Konsumgutlösung
Auch: Konsumgutlösung bei Wohneigentum
Die Konsumgutlösung bezeichnet das seit 1987 geltende Prinzip, wonach das selbstgenutzte Wohneigentum steuerlich wie ein privates Konsumgut behandelt wird: Der Nutzungswert des Wohnens im eigenen Haus wird nicht mehr als Einkommen besteuert, im Gegenzug sind die damit verbundenen Kosten (Zinsen, Abschreibung, Instandhaltung) grundsätzlich nicht mehr als Werbungskosten abziehbar.
Ausführliche Erklärung
Bis einschließlich 1986 wurde in Deutschland der Nutzungswert der selbstgenutzten Wohnung im eigenen Haus im Rahmen der sogenannten Nutzungswertbesteuerung als fiktive Einnahme aus Vermietung und Verpachtung erfasst: Der Eigentümer wurde steuerlich so behandelt, als vermiete er sich die Wohnung selbst, musste den (typisiert ermittelten) Mietwert versteuern, konnte im Gegenzug aber die damit zusammenhängenden Kosten (Schuldzinsen, Abschreibung, Erhaltungsaufwand) als Werbungskosten abziehen.

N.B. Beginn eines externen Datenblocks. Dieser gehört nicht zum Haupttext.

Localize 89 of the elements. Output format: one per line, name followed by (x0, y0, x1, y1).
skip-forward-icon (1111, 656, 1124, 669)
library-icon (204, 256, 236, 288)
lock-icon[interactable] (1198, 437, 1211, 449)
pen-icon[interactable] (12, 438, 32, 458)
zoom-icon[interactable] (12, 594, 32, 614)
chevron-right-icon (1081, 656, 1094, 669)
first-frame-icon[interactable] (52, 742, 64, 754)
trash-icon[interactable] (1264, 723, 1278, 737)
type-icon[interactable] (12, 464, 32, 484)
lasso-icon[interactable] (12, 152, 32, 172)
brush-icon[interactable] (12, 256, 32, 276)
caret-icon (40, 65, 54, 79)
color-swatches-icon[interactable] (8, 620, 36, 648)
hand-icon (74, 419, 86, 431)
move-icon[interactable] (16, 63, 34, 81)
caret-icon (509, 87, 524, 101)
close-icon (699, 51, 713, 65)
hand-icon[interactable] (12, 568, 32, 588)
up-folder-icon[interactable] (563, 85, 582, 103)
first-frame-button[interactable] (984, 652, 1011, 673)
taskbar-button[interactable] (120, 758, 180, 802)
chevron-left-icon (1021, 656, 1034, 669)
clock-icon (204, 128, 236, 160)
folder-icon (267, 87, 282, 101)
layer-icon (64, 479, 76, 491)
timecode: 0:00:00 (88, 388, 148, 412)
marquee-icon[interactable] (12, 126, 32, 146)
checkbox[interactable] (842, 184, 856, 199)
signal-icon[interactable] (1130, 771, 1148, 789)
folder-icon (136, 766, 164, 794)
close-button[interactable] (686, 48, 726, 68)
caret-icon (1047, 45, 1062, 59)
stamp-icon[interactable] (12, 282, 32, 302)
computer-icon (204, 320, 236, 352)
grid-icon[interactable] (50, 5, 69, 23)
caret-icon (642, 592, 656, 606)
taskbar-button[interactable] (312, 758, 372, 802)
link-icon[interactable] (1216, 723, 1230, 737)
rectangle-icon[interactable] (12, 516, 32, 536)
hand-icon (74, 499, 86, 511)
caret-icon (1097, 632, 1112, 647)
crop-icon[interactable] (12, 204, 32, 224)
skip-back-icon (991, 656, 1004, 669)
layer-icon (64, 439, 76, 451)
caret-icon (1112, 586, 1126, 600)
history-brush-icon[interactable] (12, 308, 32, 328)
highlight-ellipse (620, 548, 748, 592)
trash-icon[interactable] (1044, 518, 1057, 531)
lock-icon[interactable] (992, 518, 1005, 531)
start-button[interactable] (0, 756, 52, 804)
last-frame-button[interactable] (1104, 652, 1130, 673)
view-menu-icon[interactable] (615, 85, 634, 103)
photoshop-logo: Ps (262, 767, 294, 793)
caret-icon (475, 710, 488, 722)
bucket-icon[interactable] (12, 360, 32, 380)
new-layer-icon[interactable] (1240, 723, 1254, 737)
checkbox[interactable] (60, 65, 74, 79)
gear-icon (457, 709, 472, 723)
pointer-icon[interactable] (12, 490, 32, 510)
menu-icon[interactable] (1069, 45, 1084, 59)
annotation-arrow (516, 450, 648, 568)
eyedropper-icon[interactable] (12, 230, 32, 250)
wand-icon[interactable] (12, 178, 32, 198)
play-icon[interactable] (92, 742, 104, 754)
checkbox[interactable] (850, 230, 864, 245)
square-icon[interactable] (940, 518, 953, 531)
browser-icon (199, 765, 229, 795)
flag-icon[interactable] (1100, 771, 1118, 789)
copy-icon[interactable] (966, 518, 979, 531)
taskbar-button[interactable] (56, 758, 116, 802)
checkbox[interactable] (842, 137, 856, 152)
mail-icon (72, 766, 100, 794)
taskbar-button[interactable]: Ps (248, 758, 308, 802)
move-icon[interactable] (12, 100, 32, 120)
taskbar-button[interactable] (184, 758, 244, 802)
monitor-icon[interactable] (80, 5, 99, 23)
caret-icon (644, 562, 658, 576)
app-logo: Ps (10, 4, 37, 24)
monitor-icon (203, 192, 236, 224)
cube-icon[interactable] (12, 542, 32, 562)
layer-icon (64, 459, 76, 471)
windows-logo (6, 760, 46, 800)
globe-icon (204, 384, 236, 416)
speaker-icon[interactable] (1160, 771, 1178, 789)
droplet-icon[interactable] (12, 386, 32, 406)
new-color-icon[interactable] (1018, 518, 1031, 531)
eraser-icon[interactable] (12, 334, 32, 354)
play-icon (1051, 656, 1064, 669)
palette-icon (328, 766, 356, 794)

Dieses System wurde als kompliziert und streitanfällig empfunden.
Der Gesetzgeber vollzog daher ab 1987 einen Systemwechsel: Selbstgenutztes Wohneigentum wird seither als Konsumgut behandelt – vergleichbar mit anderen langlebigen Gebrauchsgütern des privaten Lebens. Die Konsequenz der Konsumgutlösung ist doppelseitig: Es wird kein fiktiver Nutzungswert mehr besteuert (das "Wohnen im eigenen Haus" bleibt einkommensteuerlich neutral), im Gegenzug entfällt aber grundsätzlich auch der Werbungskostenabzug für Finanzierungszinsen, Abschreibung und laufende Kosten der selbstgenutzten Immobilie. Übergangsweise gab es für Altfälle Wahlrechte und Sonderregelungen; seit deren Auslaufen gilt die Konsumgutlösung uneingeschränkt.

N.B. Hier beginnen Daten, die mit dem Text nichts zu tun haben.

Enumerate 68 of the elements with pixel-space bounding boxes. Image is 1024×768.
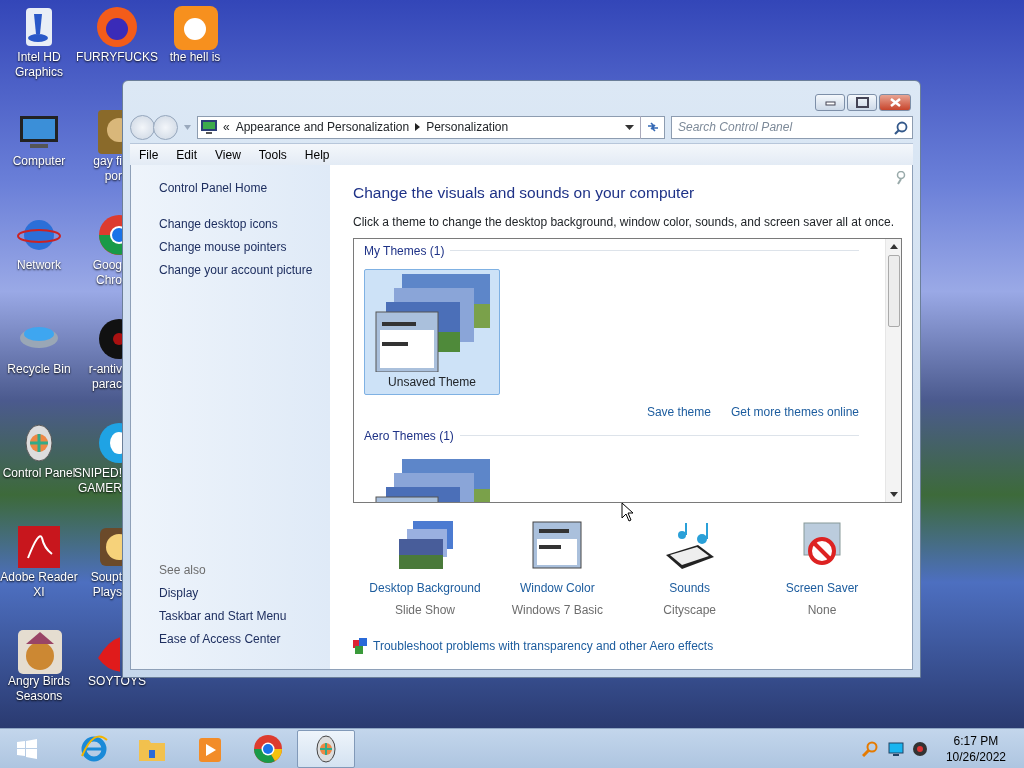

Die Konsumgutlösung markiert damit die begriffliche und systematische Trennung zwischen selbstgenutztem Wohneigentum (steuerlich neutrales Konsumgut) und vermietetem Wohneigentum (steuerlich relevantes Investitionsgut mit Einkünften aus Vermietung und Verpachtung nach § 21 EStG). Für die Beratungspraxis ist der Begriff relevant, um zu erklären, warum bei selbstgenutzten Immobilien – anders als bei vermieteten – Zinsen und Abschreibungen steuerlich grundsätzlich irrelevant sind, während bestimmte begünstigte Ausgaben (z. B. haushaltsnahe Dienstleistungen, energetische Sanierung) über gesonderte Förderregelungen erfasst werden.
Beispiel aus der Praxis
Ein Ehepaar bewohnt sein abbezahltes Einfamilienhaus selbst. Nach der Konsumgutlösung muss es keinen fiktiven Mietwert versteuern, kann im Gegenzug aber auch die laufenden Kosten des Hauses (z. B. Instandhaltung) nicht steuerlich absetzen – anders als bei einer vermieteten Immobilie, bei der Einnahmen zu versteuern, aber auch Kosten abziehbar wären.
Rechtsgrundlage
Keine ausdrückliche Einzelnorm; die Konsumgutlösung ergibt sich aus dem seit 1987 geltenden Ausschluss der selbstgenutzten Wohnung aus dem Anwendungsbereich des § 21 EStG (Einkünfte aus Vermietung und Verpachtung).